There was, for instance, Charles Blunden, up at the Harrow. His was a mild case, but even he had fought his way in a tidy, orthodox fashion twice across North Africa and all the way north through Sicily and Italy to his demob in 1946, and had then to become, all in a moment, an upland farmer. Or Jim Tugg, who came home three times decorated, trailing prodigious exploits as a paratrooper before and after Arnhem, and shrank suddenly to the quiet dark shape of a shepherd on Chris Hollins’s farm. Who believed in it? When he went by, double his prewar size, light as a cat, close-mouthed and gaunt-eyed as a fate, the ground under his noiseless tread quaked a little, and small boys expected lightnings to come out of the ends of his fingers and dart into the earth.

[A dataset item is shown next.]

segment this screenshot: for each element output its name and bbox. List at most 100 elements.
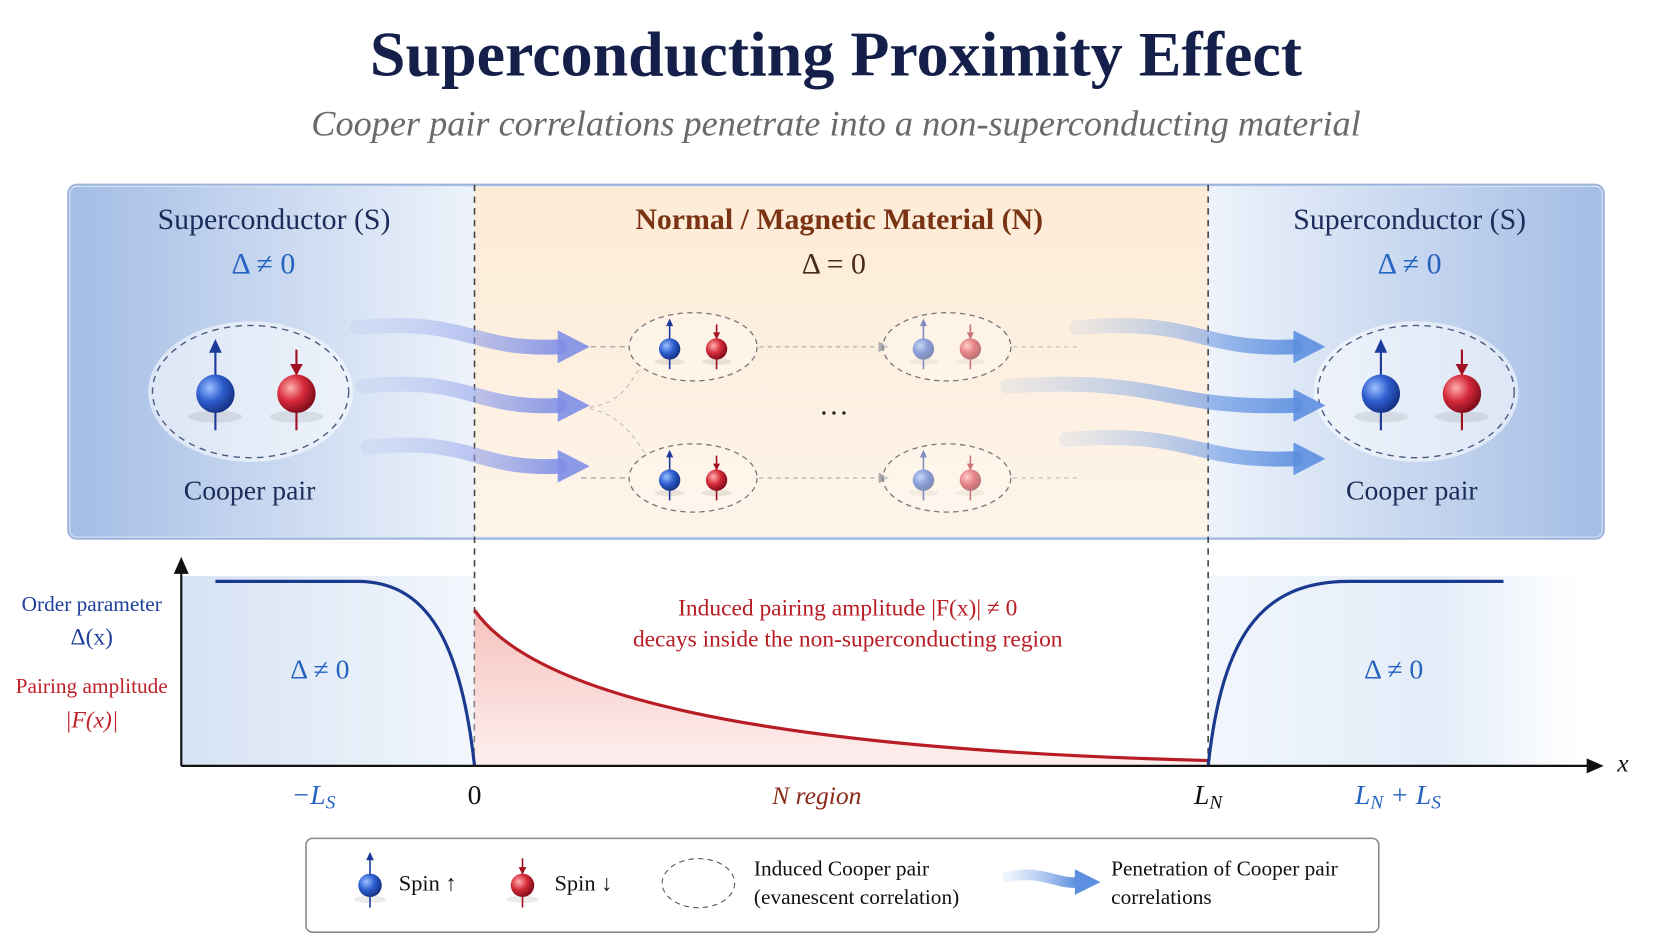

Or, of course, Chad Wedderburn, whose legends came home before him, the extremest case of all. Captured in Italy, bitterly ill-used by both Italians and Germans after three attempts to escape, at the fourth attempt he had succeeded, if that could be called escape which smuggled him across the Adriatic from one mortal danger to another. For the rest of the war he became a guerrilla at large all over the Balkans, living from minute to minute, tasting all the splendors and miseries of the mountain life among the Yugoslav patriots, sharing their marathon marches, their hunger, their cold, their sickness and wounds, for which there was seldom medical attention and almost never drugs or anesthetics. He knew, because he had had to use daily during that last year, all the ways of killing a man quietly before he can kill you; and because he had been an apt pupil he was still alive. It was as if an explosion had taken place in Comerford the day he was born, to fling fragments of violence half across the world.

When he came back in 1949, after a year of hospital treatments in many places, and another year of study to return to his profession, it was an anticlimax, almost a rebuff. He looked much thinner and darker and harder than prewar, but otherwise scarcely different; he was even quieter than he had ever been before, and of his many scars only one was visible, and that was a disappointment, just a brownish mark running down the left side of his jaw from ear to chin. The village tried to bring him out of his shell by drawing him into British Legion activities, and he astonished and offended them by replying decisively that personally he had been a conscript, and he thought the sooner people forgot whether they had worn a uniform or not, the better, in a war which had involved everybody alike, and in which few people had had any choice about the manner of their service.

But this fair warning meant little to the boys at the grammar school, when he returned there at length as classics master. They had caught a reputed tiger, and a tiger they confidently expected. They conferred together over him with excited warnings, and prepared to jump at the lift of his eyebrow, and adore him for it. But the tiger, though its voice was incisive and its manner by no means timorous, continued to behave like a singularly patient sheepdog. They could not understand it. They began to test the length of that patience by tentative provocation, and found it elastic enough to leave them still unscathed. His way with them was not so unreasonably mild as to let these experiments proceed too far, but he let them go beyond the point where a real tiger might have been expected to pounce. On a natural human reaction to this disappointment they began to fear, prematurely and unjustifiably, that what they had acquired was merely the usual tame, doctored, domestic cat, after all. But the legend, though invisible, like the potential genie in the bottle, still awed them and stayed their courage short of positive danger. With tigers, with cats for that matter, you never know.